It Ain’t His, Babe: Bob Dylan Has Been Playing City-Specific Covers

Dylan, who last year published “The Philosophy of Modern Song,” a digest of some of his favorite tracks, has been known as a curator of the American songbook ever since he was doing folk standards in Greenwich Village 60 years ago.

But the winking nature of these performances has struck Dylan’s admirers as unusual.

“It’s crowd-pleasing in a way we don’t expect,” said Ray Padgett, the author of a newsletter about Dylan concerts and the book “Pledging My Time: Conversations With Bob Dylan Band Members.”

“It’s almost unprecedented,” Padgett added.

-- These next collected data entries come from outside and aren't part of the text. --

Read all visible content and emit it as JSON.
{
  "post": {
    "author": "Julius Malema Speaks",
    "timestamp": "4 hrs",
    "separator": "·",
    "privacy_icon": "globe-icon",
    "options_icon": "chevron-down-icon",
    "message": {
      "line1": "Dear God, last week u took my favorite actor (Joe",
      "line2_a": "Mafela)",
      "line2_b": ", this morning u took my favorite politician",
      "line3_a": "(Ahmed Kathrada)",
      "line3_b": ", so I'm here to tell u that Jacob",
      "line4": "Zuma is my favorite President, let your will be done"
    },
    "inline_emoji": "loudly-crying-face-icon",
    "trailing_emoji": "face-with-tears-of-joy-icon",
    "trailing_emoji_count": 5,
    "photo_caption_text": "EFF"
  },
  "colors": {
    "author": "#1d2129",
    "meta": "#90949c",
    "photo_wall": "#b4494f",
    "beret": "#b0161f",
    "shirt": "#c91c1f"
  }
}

Almost, not completely. Padgett pointed to a 1986 show with Tom Petty in which Dylan also performed “Kansas City” in its namesake town, as well as a 1988 concert in Montreal that featured a cover of “Hallelujah,” the masterpiece from the native Leonard Cohen, one of Dylan’s favorites of his contemporaries.

It is difficult to find video footage of the latest performances, as the concerts have been “phone-free experiences,” with devices locked in pouches. But sound recordings have made it to YouTube. Have a listen:

Dylan has shows scheduled in Baltimore (perhaps he is an Animal Collective fan?); Richmond, Va.; Huntington, W.Va.; and a few other Eastern locales.

What explains the unexpected adds?

Dylan’s regular set list has been fixated on the “Rough and Rowdy Ways” album, featuring every track other than “Murder Most Foul,” the 17-minute meditation on John F. Kennedy’s assassination. Given that presentist focus, maybe the covers, mostly of older songs by deceased musicians, are his way of placing, as he once put it, “yesterday, today and tomorrow all in the same room.”